Saranac Lake, NY - Schistosomiasis, one of the most important of the neglected tropical diseases, is caused by infection with parasitic helminths of the genus Schistosoma. These parasites are long lived (>10 years) and dwell within blood vessels, where they produce eggs that become the focus of intense, chronic inflammatory responses. In severe cases, this inflammation is associated with life-threatening liver disease.
No vaccine is currently available to prevent schistosomiasis. Options for treating the disease are largely limited to one drug, Praziquantel. Rates of re-infection in drug-treated individuals are high, and it is feared that widespread use may foster the emergence of drug-resistant variants, such as has seen with drug-resistant strains of tuberculosis.
The body's immune response to schistosome infection, as with all immune responses, is coordinated by cytokines, small proteins secreted by immune cells.
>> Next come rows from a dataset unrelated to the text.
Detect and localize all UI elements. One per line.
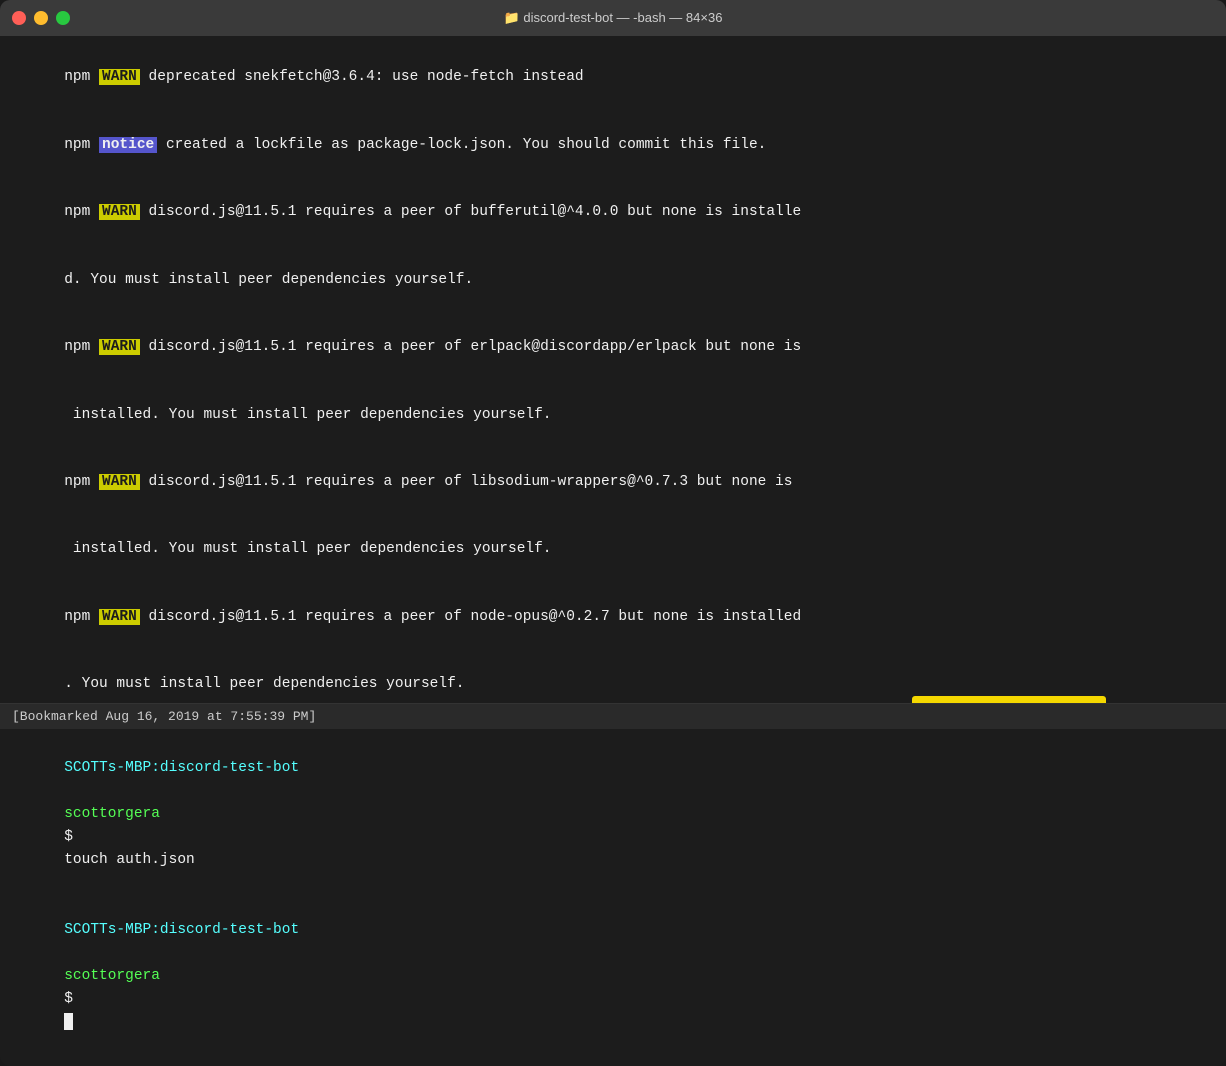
terminal-line: npm WARN discord.js@11.5.1 requires a pe… xyxy=(12,583,1214,650)
titlebar: 📁 discord-test-bot — -bash — 84×36 xyxy=(0,0,1226,36)
npm-label: npm xyxy=(64,609,99,625)
warn-badge: WARN xyxy=(99,609,140,625)
folder-icon: 📁 xyxy=(504,10,520,25)
prompt-dollar-2: $ xyxy=(64,991,81,1007)
close-button[interactable] xyxy=(12,11,26,25)
prompt-dollar-1: $ xyxy=(64,829,81,845)
npm-label: npm xyxy=(64,339,99,355)
prompt-path-1: SCOTTs-MBP:discord-test-bot xyxy=(64,760,299,776)
npm-label: npm xyxy=(64,137,99,153)
traffic-lights xyxy=(12,11,70,25)
bookmark-status: [Bookmarked Aug 16, 2019 at 7:55:39 PM] xyxy=(12,709,316,724)
prompt-user-2: scottorgera xyxy=(64,968,160,984)
prompt-line-2: SCOTTs-MBP:discord-test-bot scottorgera … xyxy=(12,896,1214,1058)
terminal-line: d. You must install peer dependencies yo… xyxy=(12,246,1214,313)
warn-badge: WARN xyxy=(99,474,140,490)
prompt-line-1: SCOTTs-MBP:discord-test-bot scottorgera … xyxy=(12,733,1214,895)
terminal-line: npm WARN discord.js@11.5.1 requires a pe… xyxy=(12,448,1214,515)
terminal-line: npm notice created a lockfile as package… xyxy=(12,111,1214,178)
cursor xyxy=(64,1013,73,1030)
maximize-button[interactable] xyxy=(56,11,70,25)
terminal-line: npm WARN deprecated snekfetch@3.6.4: use… xyxy=(12,44,1214,111)
annotation-label: touch auth.json xyxy=(912,696,1106,703)
terminal-line: npm WARN discord.js@11.5.1 requires a pe… xyxy=(12,314,1214,381)
prompt-cmd-1: touch auth.json xyxy=(64,852,195,868)
npm-label: npm xyxy=(64,204,99,220)
prompt-user-1: scottorgera xyxy=(64,806,160,822)
terminal-body[interactable]: npm WARN deprecated snekfetch@3.6.4: use… xyxy=(0,36,1226,703)
warn-badge: WARN xyxy=(99,339,140,355)
terminal-line: npm WARN discord.js@11.5.1 requires a pe… xyxy=(12,179,1214,246)
npm-label: npm xyxy=(64,474,99,490)
notice-badge: notice xyxy=(99,137,157,153)
terminal-line: installed. You must install peer depende… xyxy=(12,516,1214,583)
npm-label: npm xyxy=(64,69,99,85)
minimize-button[interactable] xyxy=(34,11,48,25)
terminal-line: installed. You must install peer depende… xyxy=(12,381,1214,448)
warn-badge: WARN xyxy=(99,204,140,220)
status-bar: [Bookmarked Aug 16, 2019 at 7:55:39 PM] xyxy=(0,703,1226,729)
terminal-window: 📁 discord-test-bot — -bash — 84×36 npm W… xyxy=(0,0,1226,1066)
bottom-bar: SCOTTs-MBP:discord-test-bot scottorgera … xyxy=(0,729,1226,1066)
window-title: 📁 discord-test-bot — -bash — 84×36 xyxy=(504,10,723,26)
warn-badge: WARN xyxy=(99,69,140,85)
prompt-path-2: SCOTTs-MBP:discord-test-bot xyxy=(64,922,299,938)
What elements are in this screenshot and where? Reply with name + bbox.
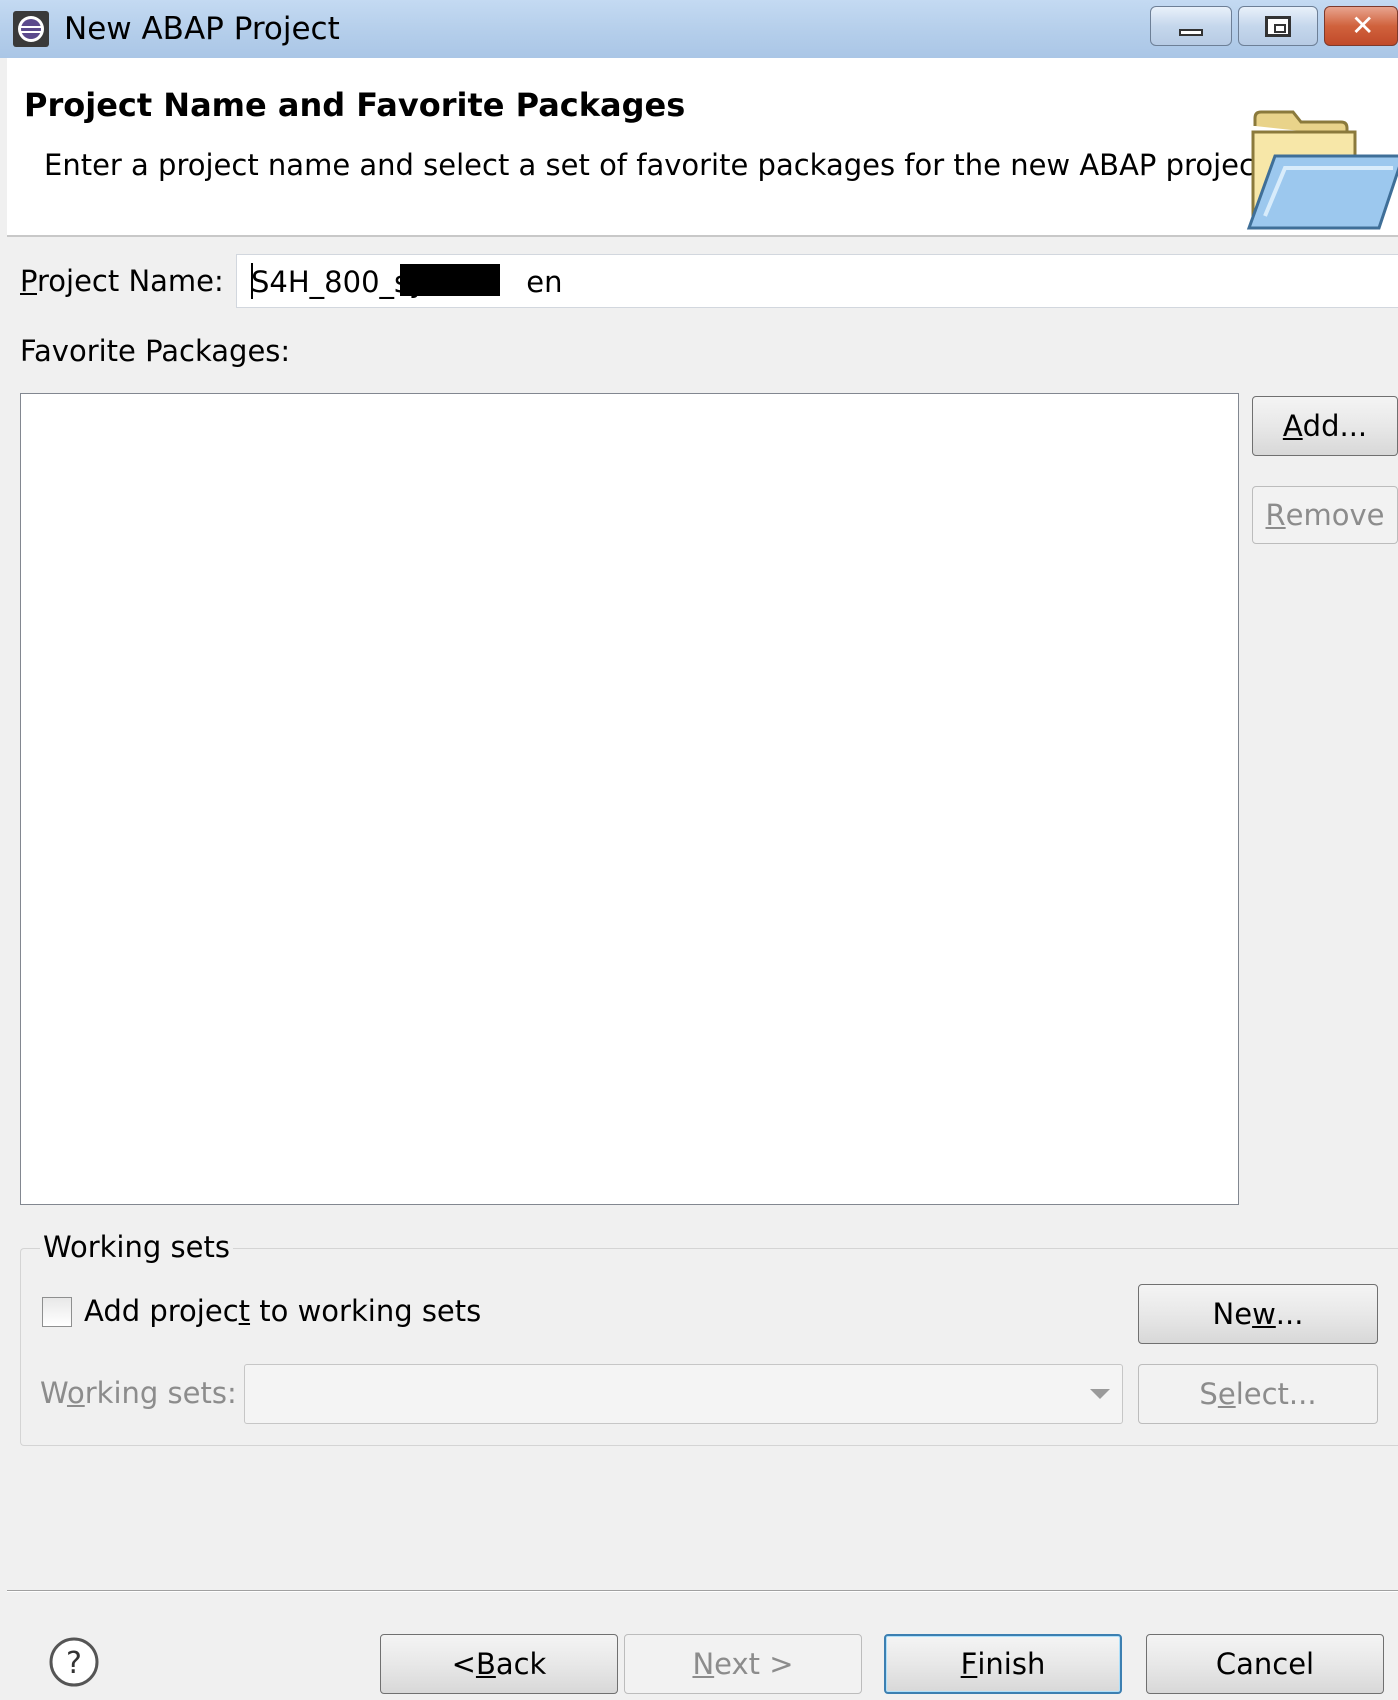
redaction-box (400, 264, 500, 296)
add-label: dd... (1302, 409, 1368, 443)
checkbox-mnemonic: t (238, 1294, 251, 1328)
wizard-header: Project Name and Favorite Packages Enter… (7, 58, 1398, 237)
working-sets-label: Working sets: (40, 1376, 237, 1410)
new-abap-project-dialog: New ABAP Project ✕ Project Name and Favo… (0, 0, 1398, 1700)
next-mnemonic: N (692, 1647, 715, 1681)
add-to-working-sets-label[interactable]: Add project to working sets (84, 1294, 481, 1328)
project-name-mnemonic: P (20, 264, 37, 298)
new-mnemonic: w (1252, 1297, 1276, 1331)
chevron-down-icon (1090, 1389, 1110, 1399)
maximize-button[interactable] (1238, 6, 1318, 46)
folder-icon (1246, 110, 1398, 230)
eclipse-icon (13, 11, 49, 47)
back-button[interactable]: < Back (380, 1634, 618, 1694)
finish-label-post: inish (977, 1647, 1046, 1681)
window-title: New ABAP Project (64, 11, 340, 47)
new-label-post: ... (1275, 1297, 1304, 1331)
select-label-pre: S (1199, 1377, 1218, 1411)
next-button[interactable]: Next > (624, 1634, 862, 1694)
project-name-label: Project Name: (20, 264, 224, 298)
working-sets-combo[interactable] (244, 1364, 1123, 1424)
favorite-packages-list[interactable] (20, 393, 1239, 1205)
back-label-post: ack (495, 1647, 547, 1681)
select-working-sets-button[interactable]: Select... (1138, 1364, 1378, 1424)
remove-mnemonic: R (1265, 498, 1286, 532)
maximize-icon (1265, 16, 1291, 37)
page-title: Project Name and Favorite Packages (24, 86, 686, 124)
new-working-set-button[interactable]: New... (1138, 1284, 1378, 1344)
minimize-icon (1179, 29, 1203, 36)
title-bar[interactable]: New ABAP Project ✕ (0, 0, 1398, 58)
finish-button[interactable]: Finish (884, 1634, 1122, 1694)
project-name-label-text: roject Name: (36, 264, 224, 298)
page-description: Enter a project name and select a set of… (44, 148, 1267, 182)
favorite-packages-label: Favorite Packages: (20, 334, 291, 368)
add-to-working-sets-checkbox[interactable] (42, 1297, 72, 1327)
minimize-button[interactable] (1150, 6, 1232, 46)
remove-label: emove (1285, 498, 1385, 532)
cancel-button[interactable]: Cancel (1146, 1634, 1384, 1694)
cancel-label: Cancel (1215, 1647, 1315, 1681)
checkbox-label-post: to working sets (250, 1294, 482, 1328)
select-label-post: lect... (1235, 1377, 1317, 1411)
footer-separator (7, 1590, 1398, 1592)
new-label-pre: Ne (1212, 1297, 1253, 1331)
add-package-button[interactable]: Add... (1252, 396, 1398, 456)
select-mnemonic: e (1217, 1377, 1236, 1411)
project-name-value-suffix: en (526, 265, 563, 299)
sets-mnemonic: o (66, 1376, 85, 1410)
sets-label-post: rking sets: (84, 1376, 237, 1410)
working-sets-group-title: Working sets (40, 1230, 233, 1264)
checkbox-label-pre: Add projec (84, 1294, 239, 1328)
text-caret (251, 263, 253, 299)
remove-package-button[interactable]: Remove (1252, 486, 1398, 544)
close-icon: ✕ (1351, 9, 1375, 42)
add-mnemonic: A (1282, 409, 1303, 443)
back-mnemonic: B (475, 1647, 496, 1681)
sets-label-pre: W (40, 1376, 67, 1410)
help-icon[interactable]: ? (48, 1636, 100, 1688)
next-label-post: ext > (714, 1647, 794, 1681)
close-button[interactable]: ✕ (1324, 6, 1398, 46)
back-label-pre: < (451, 1647, 476, 1681)
finish-mnemonic: F (960, 1647, 978, 1681)
help-glyph: ? (66, 1646, 82, 1681)
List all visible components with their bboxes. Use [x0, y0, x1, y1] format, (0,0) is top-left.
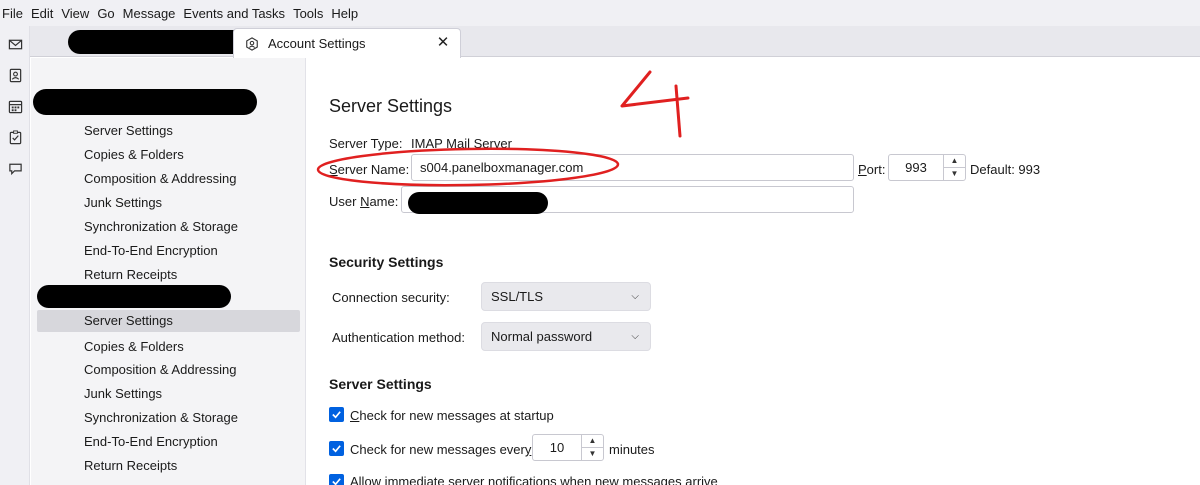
tree-item-composition-addressing[interactable]: Composition & Addressing — [84, 359, 236, 381]
check-startup-label[interactable]: Check for new messages at startup — [350, 408, 554, 423]
check-interval-value: 10 — [549, 440, 565, 455]
address-book-icon[interactable] — [5, 65, 25, 85]
tree-item-return-receipts[interactable]: Return Receipts — [84, 264, 177, 286]
arrow-up-icon[interactable]: ▲ — [944, 155, 965, 168]
tasks-icon[interactable] — [5, 127, 25, 147]
tree-item-end-to-end-encryption[interactable]: End-To-End Encryption — [84, 240, 218, 262]
redaction-mark — [68, 30, 254, 54]
chevron-down-icon: ⌵ — [631, 331, 639, 342]
tree-item-copies-folders[interactable]: Copies & Folders — [84, 336, 184, 358]
account-tree: Server Settings Copies & Folders Composi… — [31, 58, 306, 485]
server-settings-pane: Server Settings Server Type: IMAP Mail S… — [307, 58, 1200, 485]
auth-method-value: Normal password — [491, 329, 593, 344]
account-settings-icon — [244, 36, 260, 52]
port-value: 993 — [905, 160, 927, 175]
arrow-up-icon[interactable]: ▲ — [582, 435, 603, 448]
allow-notify-checkbox[interactable] — [329, 474, 344, 485]
close-icon[interactable]: ✕ — [434, 34, 452, 52]
check-every-label[interactable]: Check for new messages every — [350, 442, 531, 457]
menu-message[interactable]: Message — [119, 6, 180, 21]
menu-file[interactable]: File — [0, 6, 27, 21]
server-name-label: Server Name: — [329, 162, 410, 177]
tree-item-server-settings-selected[interactable]: Server Settings — [37, 310, 300, 332]
check-startup-checkbox[interactable] — [329, 407, 344, 422]
menu-help[interactable]: Help — [327, 6, 362, 21]
spaces-toolbar — [0, 26, 30, 485]
default-port: Default: 993 — [970, 162, 1041, 177]
user-name-label: User Name: — [329, 194, 399, 209]
connection-security-select[interactable]: SSL/TLS ⌵ — [481, 282, 651, 311]
arrow-down-icon[interactable]: ▼ — [944, 168, 965, 180]
tree-item-server-settings[interactable]: Server Settings — [84, 120, 173, 142]
account1-name-redacted — [33, 89, 257, 115]
menu-go[interactable]: Go — [93, 6, 118, 21]
port-arrows[interactable]: ▲ ▼ — [943, 155, 965, 180]
allow-notify-label[interactable]: Allow immediate server notifications whe… — [350, 474, 718, 485]
check-every-checkbox[interactable] — [329, 441, 344, 456]
calendar-icon[interactable] — [5, 96, 25, 116]
auth-method-label: Authentication method: — [332, 330, 465, 345]
page-title: Server Settings — [329, 96, 453, 116]
tree-item-junk-settings[interactable]: Junk Settings — [84, 192, 162, 214]
server-type-label: Server Type: — [329, 136, 403, 151]
server-settings-heading: Server Settings — [329, 376, 432, 392]
tab-account-settings[interactable]: Account Settings ✕ — [233, 28, 461, 58]
tree-item-copies-folders[interactable]: Copies & Folders — [84, 144, 184, 166]
menu-edit[interactable]: Edit — [27, 6, 57, 21]
menu-events-and-tasks[interactable]: Events and Tasks — [179, 6, 289, 21]
tree-item-composition-addressing[interactable]: Composition & Addressing — [84, 168, 236, 190]
tree-item-synchronization-storage[interactable]: Synchronization & Storage — [84, 407, 238, 429]
minutes-label: minutes — [609, 442, 655, 457]
tree-item-synchronization-storage[interactable]: Synchronization & Storage — [84, 216, 238, 238]
tab-strip: Account Settings ✕ — [30, 26, 1200, 58]
port-label: Port: — [858, 162, 886, 177]
port-stepper[interactable]: 993 ▲ ▼ — [888, 154, 966, 181]
mail-icon[interactable] — [5, 34, 25, 54]
tab-mail-redacted[interactable] — [64, 28, 254, 54]
server-type-value: IMAP Mail Server — [411, 136, 512, 151]
menu-view[interactable]: View — [57, 6, 93, 21]
chevron-down-icon: ⌵ — [631, 291, 639, 302]
tree-item-return-receipts[interactable]: Return Receipts — [84, 455, 177, 477]
menu-tools[interactable]: Tools — [289, 6, 327, 21]
server-name-input[interactable]: s004.panelboxmanager.com — [411, 154, 854, 181]
connection-security-label: Connection security: — [332, 290, 450, 305]
arrow-down-icon[interactable]: ▼ — [582, 448, 603, 460]
check-interval-stepper[interactable]: 10 ▲ ▼ — [532, 434, 604, 461]
auth-method-select[interactable]: Normal password ⌵ — [481, 322, 651, 351]
menu-bar: File Edit View Go Message Events and Tas… — [0, 0, 1200, 26]
interval-arrows[interactable]: ▲ ▼ — [581, 435, 603, 460]
security-settings-heading: Security Settings — [329, 254, 444, 270]
tab-title: Account Settings — [268, 36, 366, 51]
chat-icon[interactable] — [5, 158, 25, 178]
tree-item-junk-settings[interactable]: Junk Settings — [84, 383, 162, 405]
tree-item-end-to-end-encryption[interactable]: End-To-End Encryption — [84, 431, 218, 453]
user-name-redacted — [408, 192, 548, 214]
account2-name-redacted — [37, 285, 231, 308]
connection-security-value: SSL/TLS — [491, 289, 544, 304]
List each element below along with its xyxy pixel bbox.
Due to their fundamental importance, cytokine research is a significant focus of research at the Trudeau Institute. Because cytokines travel through the body to relay critical information, it is difficult to identify the cells that produce them and to learn about their role.
Trudeau investigators have devised cytokine "reporter mice" for tracking cells that produce the signature cytokine of the so-called "Th2" immune response mounted against infections with parasitic worms, interleukin-4 (IL-4).
While it was previously known that the complex mixture of proteins released by schistosome eggs induce Th2 responses and the production of IL-4, the specific molecule(s) responsible for these effects were unknown.
Research from the laboratories of Markus Mohrs of the Trudeau Institute and Gabriele Schramm of the Research Centre Borstel in Germany had previously shown that a protein called alpha-1 can support Th2 responses but is unable to initiate them.